“Oh, you know those vows we swore—till death parted us—those old feelings die hard.”
“If you’d cared about my affairs fourteen years ago, we’d still be married. Keep that in mind while you’re scrambling for your rent.”
He hung up without giving me a chance at the last word. So it still rankled, my lack of doelike devotion. Old feelings do indeed die hard.
Chapter 19 - Throwing a Friend to the Wolves
I got to the restaurant ahead of Lotty. A light, bright seafood place on Lincoln, I Popoli has a small garden where I like to sit in summer. During the afternoon, though, heavy storm clouds had moved into the city. It looked as though the unnaturally hot weather might be going to break. I took a table inside.
When I’d waited half an hour I figured Lotty’d been held up by a late-breaking emergency. I ordered a rum-and-tonic to tide me over and settled at the end of the bar, next to the window, where I could watch the street. Rain had started to fall, fat heavy drops that spattered on the pavement like broken eggs. By the time I finished my rum, the drops had built to a heavy curtain of water.
I started wondering if Lotty had crashed the Trans Am and was too chicken to tell me about it. Of course, that wasn’t in Lotty’s character: she had‘ no fear of confrontation. Besides, she saw herself as a constant victim of other reckless maniacs. When I tried to ask her why my cars never suffered the damage hers did, she would pierce me with a stare and change the subject.
I went to the phone in the back of the restaurant to try calling her. I didn’t get an answer, either at the clinic or her apartment, but when I left the booth she was standing in the middle of the room, water dripping around her, looking for me. It was only when I came up to her that I
saw she was hurt. She had a graze and a purple lump on her forehead and I could see a stream of blood mixing with the rainwater on her left arm.
“Lotty!” I pulled her to me. “What happened to you?”
“Someone hit me.” Her voice was dull and she held herself stiffly in my embrace.
“Hit you? Hit the car, you mean?”
“You know, Victoria, I think I would like to lie down.” The precision of her speech and her frozen posture frightened me as much as her wounds. I wondered if I should get her to a hospital, but decided to take her home and try to find someone to come look at her there. Maybe she needed her head X rayed, but hospital emergency rooms are cold comfort for someone in shock; I’d rather get her warm before a doctor decided on the next move. I fumbled in my purse for the bills to pay my tab, couldn’t find any and ended up just tossing a twenty on the bar.
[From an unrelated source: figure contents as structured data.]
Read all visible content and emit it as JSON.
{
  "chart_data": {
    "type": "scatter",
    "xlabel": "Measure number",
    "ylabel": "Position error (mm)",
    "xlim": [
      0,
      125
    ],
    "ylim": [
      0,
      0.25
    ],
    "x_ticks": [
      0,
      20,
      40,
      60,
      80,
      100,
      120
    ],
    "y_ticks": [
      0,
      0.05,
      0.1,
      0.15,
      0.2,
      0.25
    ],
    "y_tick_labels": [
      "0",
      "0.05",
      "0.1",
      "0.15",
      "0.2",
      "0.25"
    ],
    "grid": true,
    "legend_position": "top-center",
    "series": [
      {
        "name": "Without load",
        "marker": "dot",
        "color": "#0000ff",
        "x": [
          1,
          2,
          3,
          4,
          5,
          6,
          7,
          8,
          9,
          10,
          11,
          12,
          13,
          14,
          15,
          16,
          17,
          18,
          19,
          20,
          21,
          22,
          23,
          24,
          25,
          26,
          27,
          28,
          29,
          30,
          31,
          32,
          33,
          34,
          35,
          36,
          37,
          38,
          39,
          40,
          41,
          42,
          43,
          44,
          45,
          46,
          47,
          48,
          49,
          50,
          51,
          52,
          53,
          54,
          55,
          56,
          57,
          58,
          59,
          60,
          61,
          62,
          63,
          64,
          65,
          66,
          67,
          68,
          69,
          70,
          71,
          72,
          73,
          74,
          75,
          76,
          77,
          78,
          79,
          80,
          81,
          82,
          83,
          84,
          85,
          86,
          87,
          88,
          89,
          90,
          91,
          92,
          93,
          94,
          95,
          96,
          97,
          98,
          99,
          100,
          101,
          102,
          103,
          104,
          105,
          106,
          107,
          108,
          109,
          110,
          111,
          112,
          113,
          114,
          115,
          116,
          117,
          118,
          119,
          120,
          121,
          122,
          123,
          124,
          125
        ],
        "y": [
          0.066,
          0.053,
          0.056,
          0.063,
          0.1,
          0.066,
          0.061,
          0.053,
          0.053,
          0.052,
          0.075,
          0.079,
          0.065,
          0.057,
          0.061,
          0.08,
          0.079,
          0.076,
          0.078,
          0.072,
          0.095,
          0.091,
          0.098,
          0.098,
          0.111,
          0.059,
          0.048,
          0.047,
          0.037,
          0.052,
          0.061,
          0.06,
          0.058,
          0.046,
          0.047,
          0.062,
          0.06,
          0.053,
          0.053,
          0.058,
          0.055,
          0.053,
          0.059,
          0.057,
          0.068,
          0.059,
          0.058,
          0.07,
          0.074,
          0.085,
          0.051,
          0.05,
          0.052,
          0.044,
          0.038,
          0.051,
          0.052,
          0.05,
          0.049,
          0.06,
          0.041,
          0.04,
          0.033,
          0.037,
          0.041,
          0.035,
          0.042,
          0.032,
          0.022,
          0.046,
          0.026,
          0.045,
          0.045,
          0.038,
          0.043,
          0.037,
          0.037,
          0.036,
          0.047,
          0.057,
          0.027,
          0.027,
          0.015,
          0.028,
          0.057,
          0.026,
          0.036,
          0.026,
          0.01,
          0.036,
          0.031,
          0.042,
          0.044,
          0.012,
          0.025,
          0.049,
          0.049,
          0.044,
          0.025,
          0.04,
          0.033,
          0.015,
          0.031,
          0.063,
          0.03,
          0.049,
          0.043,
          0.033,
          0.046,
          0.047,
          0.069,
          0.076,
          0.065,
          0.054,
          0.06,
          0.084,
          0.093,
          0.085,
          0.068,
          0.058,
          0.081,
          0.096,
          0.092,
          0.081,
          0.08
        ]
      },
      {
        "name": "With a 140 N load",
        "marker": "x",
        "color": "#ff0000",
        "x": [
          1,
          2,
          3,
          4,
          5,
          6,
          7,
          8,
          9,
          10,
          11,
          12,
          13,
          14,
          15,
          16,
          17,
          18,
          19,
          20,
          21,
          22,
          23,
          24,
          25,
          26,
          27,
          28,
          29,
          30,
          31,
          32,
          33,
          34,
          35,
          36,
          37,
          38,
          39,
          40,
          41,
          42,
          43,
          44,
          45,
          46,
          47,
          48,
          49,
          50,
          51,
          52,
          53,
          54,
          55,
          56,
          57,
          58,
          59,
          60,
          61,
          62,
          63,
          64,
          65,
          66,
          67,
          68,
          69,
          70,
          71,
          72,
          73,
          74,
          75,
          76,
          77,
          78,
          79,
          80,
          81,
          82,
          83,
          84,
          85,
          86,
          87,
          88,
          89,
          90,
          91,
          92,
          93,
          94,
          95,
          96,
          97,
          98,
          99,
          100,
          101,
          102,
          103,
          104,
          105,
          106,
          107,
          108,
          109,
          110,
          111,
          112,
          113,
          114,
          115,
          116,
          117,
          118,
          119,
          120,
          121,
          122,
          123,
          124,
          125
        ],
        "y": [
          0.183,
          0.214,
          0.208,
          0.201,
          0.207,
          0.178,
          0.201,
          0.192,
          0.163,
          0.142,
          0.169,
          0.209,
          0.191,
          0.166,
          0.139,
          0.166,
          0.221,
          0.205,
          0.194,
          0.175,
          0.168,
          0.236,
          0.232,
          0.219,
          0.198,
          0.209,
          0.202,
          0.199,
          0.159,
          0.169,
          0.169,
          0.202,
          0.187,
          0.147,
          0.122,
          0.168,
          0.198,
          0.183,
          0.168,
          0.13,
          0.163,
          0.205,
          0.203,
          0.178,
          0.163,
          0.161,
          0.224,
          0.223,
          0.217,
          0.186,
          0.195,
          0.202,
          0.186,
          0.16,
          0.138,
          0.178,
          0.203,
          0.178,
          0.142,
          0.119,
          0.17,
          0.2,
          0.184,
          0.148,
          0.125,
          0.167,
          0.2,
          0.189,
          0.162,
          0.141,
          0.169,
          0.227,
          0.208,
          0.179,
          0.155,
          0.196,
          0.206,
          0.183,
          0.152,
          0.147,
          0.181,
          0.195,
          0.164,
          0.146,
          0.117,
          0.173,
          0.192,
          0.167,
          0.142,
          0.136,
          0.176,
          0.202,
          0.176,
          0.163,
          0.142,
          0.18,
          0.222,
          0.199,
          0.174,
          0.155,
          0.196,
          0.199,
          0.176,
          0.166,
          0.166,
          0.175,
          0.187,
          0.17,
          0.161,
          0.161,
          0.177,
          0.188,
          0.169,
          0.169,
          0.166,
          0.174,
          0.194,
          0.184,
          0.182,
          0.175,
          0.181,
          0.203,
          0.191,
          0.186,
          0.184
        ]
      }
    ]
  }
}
I got an arm around Lotty and half lifted her to get her outside. She’d left the Trans Am parked rakishly against the curb. Despite the rain, which had darkened the sky, I could tell that the windshield was cracked. I couldn’t help inspecting the left fender as I ushered Lotty into her own car. The headlamp had sprung, and the grille and the body had inverted their normal positions. I suppressed a twinge of anger: Lotty was badly hurt. The car was only a chunk of glass and metal, repairable after all.
My place is just around the corner from the restaurant, but Lotty would be more comfortable in her own home. Cursing the Cressida’s slippery gears I made my way through the downpour to her building on Sheffield. She didn’t say anything during the fifteen-minute drive, just stared in front of her, occasionally pressing her left arm, the arm that had been bleeding.
As soon as I got her undressed and tucked into bed with a cup of hot milk I called Max. When I described her injuries he demanded to know why I hadn’t taken her to a hospital.
“Because—I don’t know—I don’t like hospitals. I’ve sat in emergency rooms with bruises and cuts like hers and they only make me feel worse. Can you find someone to look at her here? Let them decide whether she needs to be fed into the machine?”
Max didn’t like it. As a hospital administrator he sees the places differently than I do. But he agreed that since she was home it would be a mistake to move her again right now. He was coming over himself, but said he would first roust out Arthur Gioia, an internist at Beth Israel.
“You don’t know what happened?”
“She hasn’t been talking. I wanted to get her into bed first.”
When he finally hung up I went back to Lotty. I brought in a sponge and a bowl of warm water to clean the blood from her forehead and left arm. She had finished drinking the milk and was lying with her eyes closed, but I didn’t think she was asleep.
I sat down next to her and started bathing her wounds. “Max is going to come over—he’s pretty worried. And he’s hunting up a doctor to take a look at you.”
“I don’t need a doctor. I am a doctor. I can tell there’s nothing serious the matter with me.”